Mit anwaltlichem Schreiben vom 28.03.2014 forderte der Kläger den Beklagten auf, ihm ein baugleiches Neufahrzeug zu liefern. Der Beklagte erklärte mit anwaltlichem Schreiben vom 31.03.2014, dass er zu einer Ersatzlieferung (§ 439 I Fall 2 BGB) nicht bereit sei. Sie sei auch nicht möglich, da ein fabrikneues Leichtkraftrad, das dem Fahrzeug des Klägers baugleich sei, nicht mehr erhältlich sei. Eine Nachbesserung (§ 439 I Fall 1 BGB) seines Fahrzeugs lehnte der Kläger ab und erklärte schließlich mit anwaltlichem Schreiben vom 09.05.2014 den Rücktritt vom Kaufvertrag.

Das Landgericht hat der auf Rückzahlung des Kaufpreises nebst Zinsen gerichteten Klage stattgegeben und dem Kläger einen Anspruch auf Ersatz der Kosten für das Privatgutachten, für die An- und Abmeldung des Leichtkraftrades und für dessen Transport zur Werkstatt des Beklagten zugesprochen. Die Widerklage des Beklagten, mit der dieser die Abholung des Leichtkraftrades und die Zahlung des Betrages verlangt hat, den er dem Kläger für die Zerlegung des Fahrzeugs in Rechnung gestellt hatte, hat das Landgericht abgewiesen.

Die Berufung des Beklagten hatte nur zu einem geringen Teil Erfolg.

Aus den Gründen: II. … Der Erfolg der Berufung beschränkt sich darauf, dass der Kläger sein Leichtkraftrad an den Beklagten zurückgeben und rückübereignen muss.

Zum Mangel des Leichtkraftrades:

Nach dem Gutachten des Privatgutachters G hat bereits bei Übergabe des Leichtkraftrades an den Kläger ein Getriebeschaden vorgelegen, der durch Blockieren eines Gangrades am 18.02.2014 zum Unfall geführt hat. Diese Ausführungen des Sachverständigen G hat der vom LG Deggendorf beauftragte Sachverständige S bestätigt. Somit hat der Kaufsache ein Mangel i. S. des § 434 I BGB angehaftet, der einen Nacherfüllungsanspruch gemäß § 439 I BGB begründet hat.

Zum wirksamen Rücktritt vom Kaufvertrag:

Der Kläger konnte im vorliegenden Fall eine Nacherfüllung durch die Lieferung eines neuen baugleichen Leichtkraftrades verlangen (§ 439 I Fall 2 BGB), da eine solche möglich und zumutbar gewesen ist.
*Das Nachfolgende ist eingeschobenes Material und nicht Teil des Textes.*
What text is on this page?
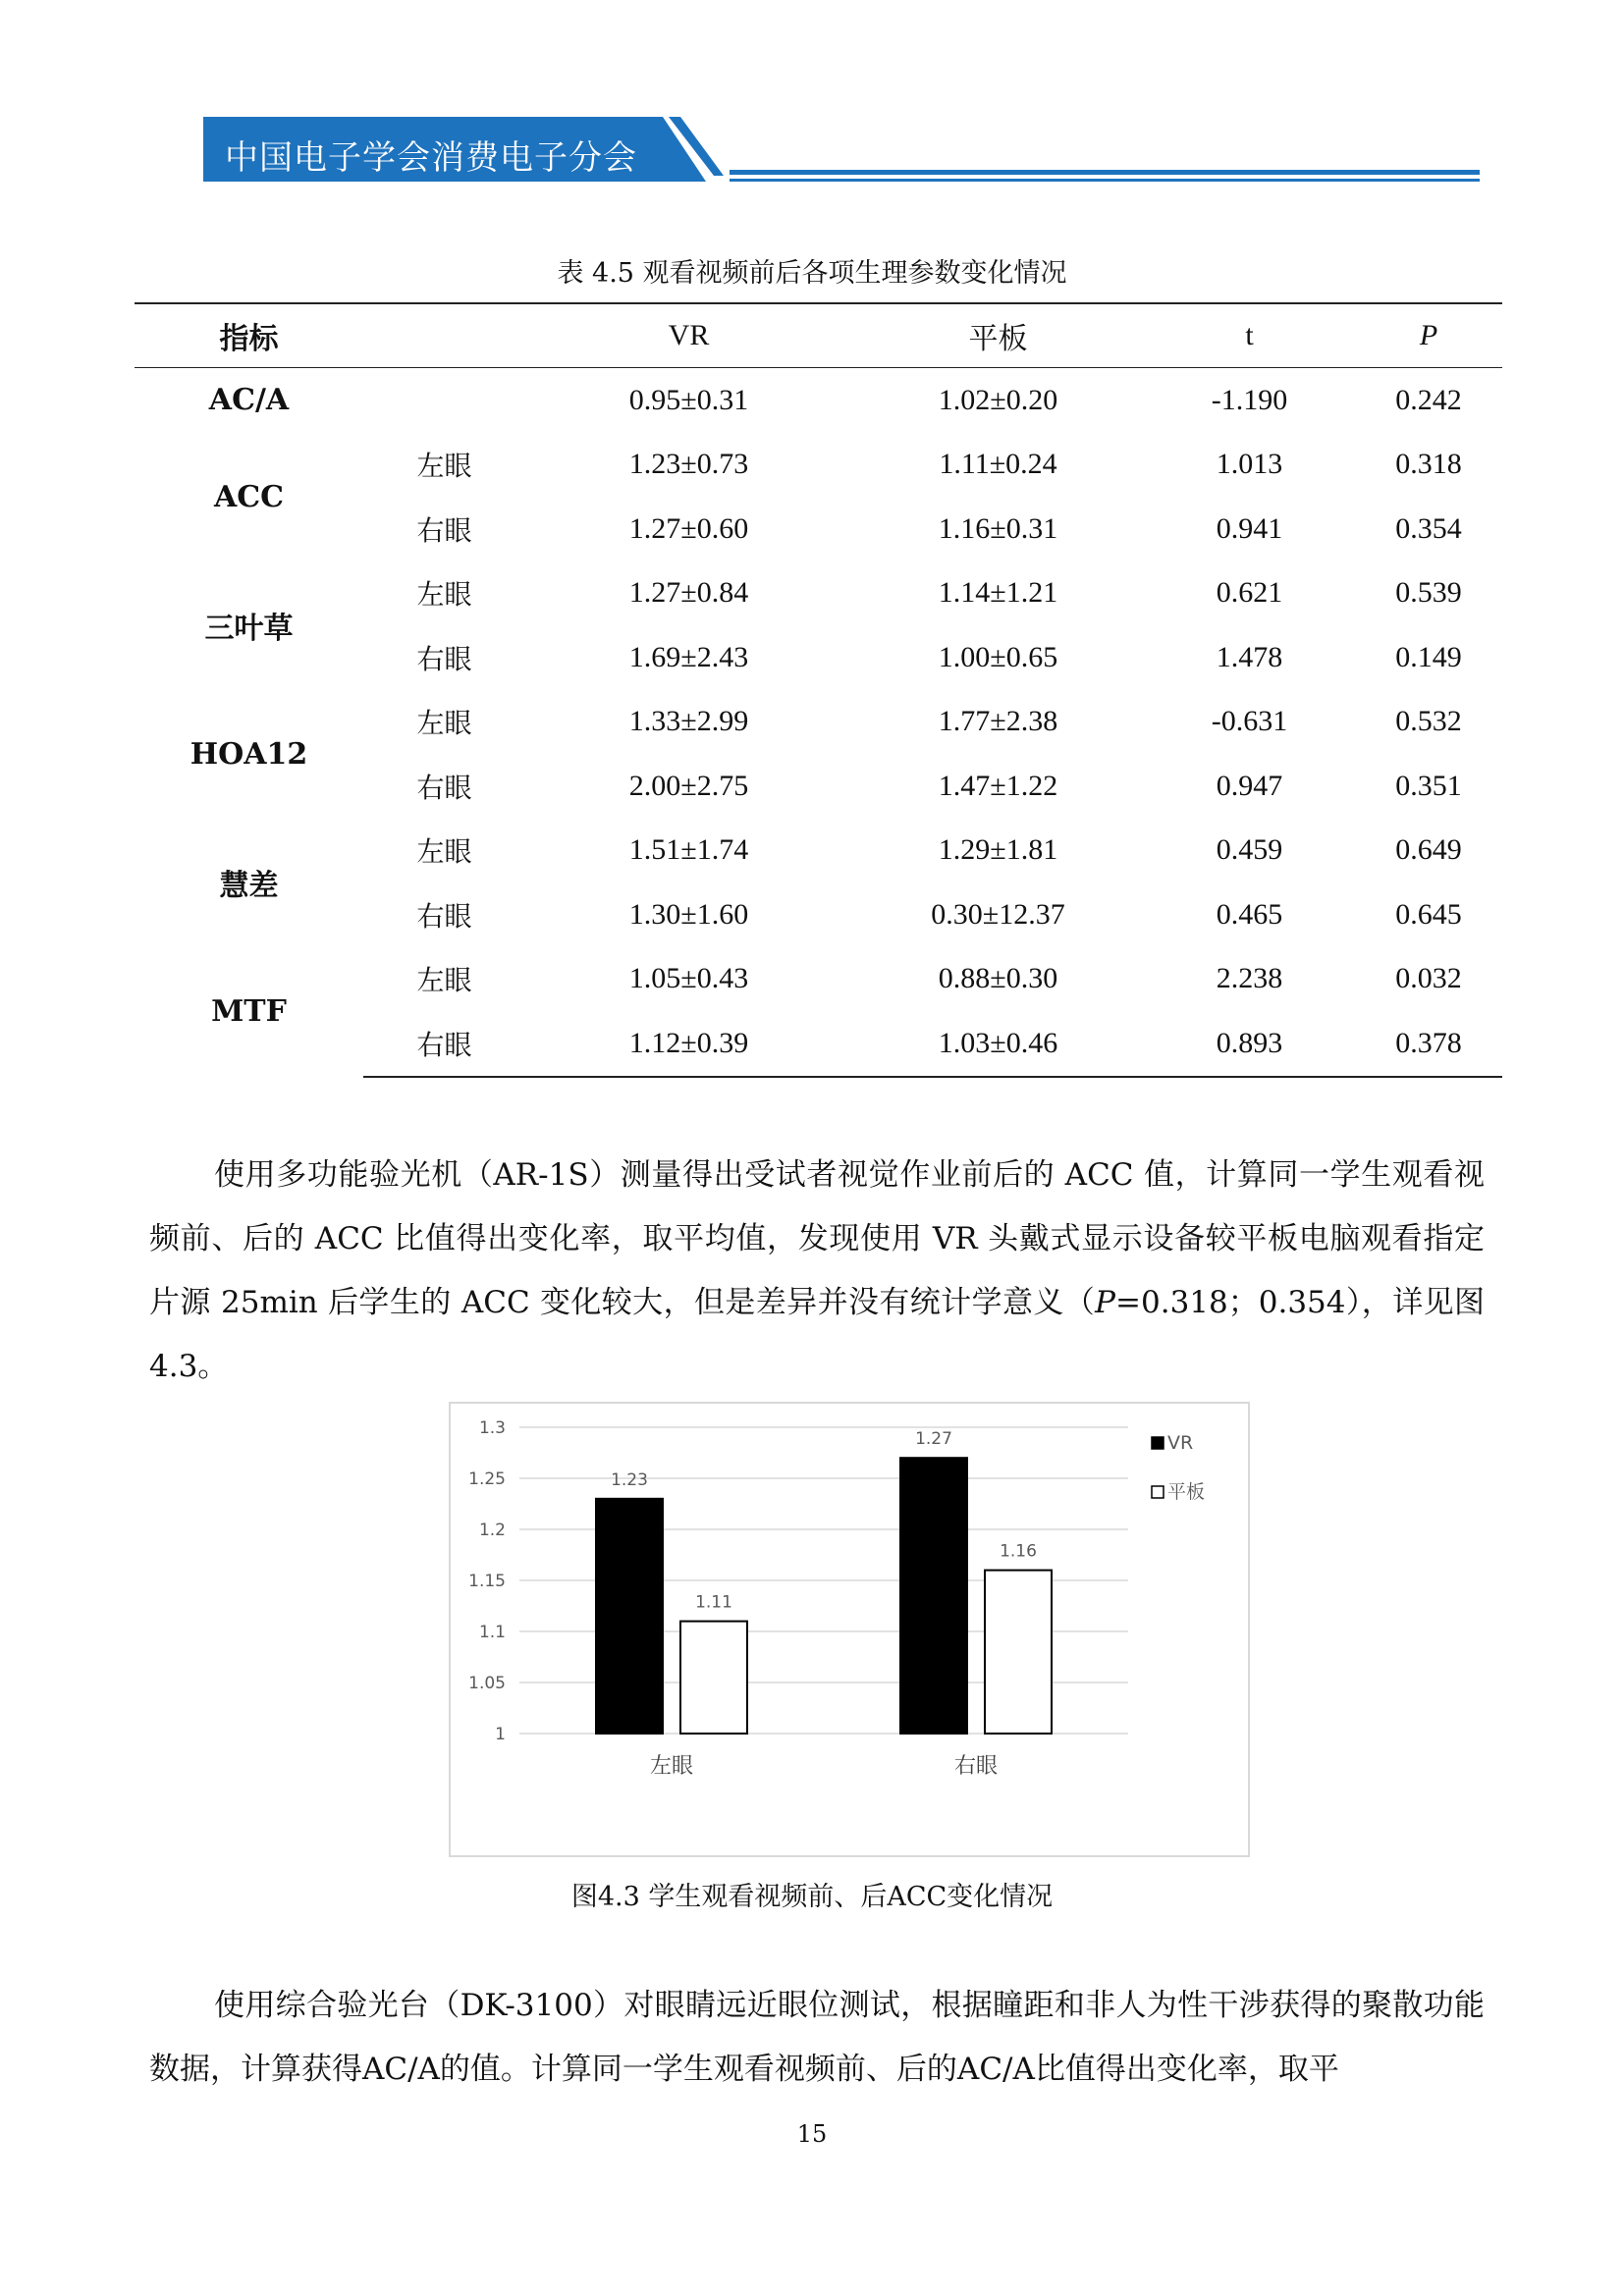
中国电子学会消费电子分会
表 4.5 观看视频前后各项生理参数变化情况
指标		VR	平板	t	P
AC/A		0.95±0.31	1.02±0.20	-1.190	0.242
ACC	左眼	1.23±0.73	1.11±0.24	1.013	0.318
	右眼	1.27±0.60	1.16±0.31	0.941	0.354
三叶草	左眼	1.27±0.84	1.14±1.21	0.621	0.539
	右眼	1.69±2.43	1.00±0.65	1.478	0.149
HOA12	左眼	1.33±2.99	1.77±2.38	-0.631	0.532
	右眼	2.00±2.75	1.47±1.22	0.947	0.351
慧差	左眼	1.51±1.74	1.29±1.81	0.459	0.649
	右眼	1.30±1.60	0.30±12.37	0.465	0.645
MTF	左眼	1.05±0.43	0.88±0.30	2.238	0.032
	右眼	1.12±0.39	1.03±0.46	0.893	0.378

使用多功能验光机（AR-1S）测量得出受试者视觉作业前后的 ACC 值，计算同一学生观看视频前、后的 ACC 比值得出变化率，取平均值，发现使用 VR 头戴式显示设备较平板电脑观看指定片源 25min 后学生的 ACC 变化较大，但是差异并没有统计学意义（P=0.318；0.354），详见图 4.3。

1
1.05
1.1
1.15
1.2
1.25
1.3
1.23
1.11
左眼
1.27
1.16
右眼
VR
平板
图4.3 学生观看视频前、后ACC变化情况

使用综合验光台（DK-3100）对眼睛远近眼位测试，根据瞳距和非人为性干涉获得的聚散功能数据，计算获得AC/A的值。计算同一学生观看视频前、后的AC/A比值得出变化率，取平

15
Die Nacherfüllung durch Lieferung einer anderen mangelfreien Sache ist nach der höchstrichterlichen Rechtsprechung sogar beim Stückkauf möglich, wenn die mangelhafte Kaufsache durch eine gleichartige und gleichwertige ersetzt werden kann (vgl. BGH, Urt. v. 07.06.2006 – VIII ZR 209/05 Rn. 23).

Der vom LG Deggendorf beauftragte Sachverständige S hat festgestellt, dass vergleichbare Leichtkrafträder aus der Modellreihe 2012 für den Beklagten als Händler zum Nettopreis von etwa … € erhältlich gewesen wären. Vergleichbare Leichtkrafträder aus einer späteren Modellreihe wären nach den Ausführungen des Sachverständigen S für den Beklagten als Händler zum Nettopreis von etwa … € erhältlich gewesen.

Bei einer Nacherfüllung durch Lieferung eines neuen baugleichen Leichtkraftrades bekäme der Beklagte das verunfallte Leichtkraftrad übereignet, das er im verunfallten oder im reparierten Zustand vermarkten könnte. Außerdem müsste er wegen des unfallursächlichen Getriebeschadens gegenüber seinem Vertragspartner – nämlich dem Hersteller oder dem Großhändler – Ersatzansprüche haben.

Eine Nacherfüllung durch Reparatur würde sich im vorliegenden Fall nicht auf die Behebung des Getriebeschadens beschränken, sondern auch die Beseitigung der Unfallschäden als Mangelfolgeschäden beinhalten. Die Nettokosten hierfür würden sich nach den Ausführungen des gerichtlich beauftragten Sachverständigen S auf … € belaufen.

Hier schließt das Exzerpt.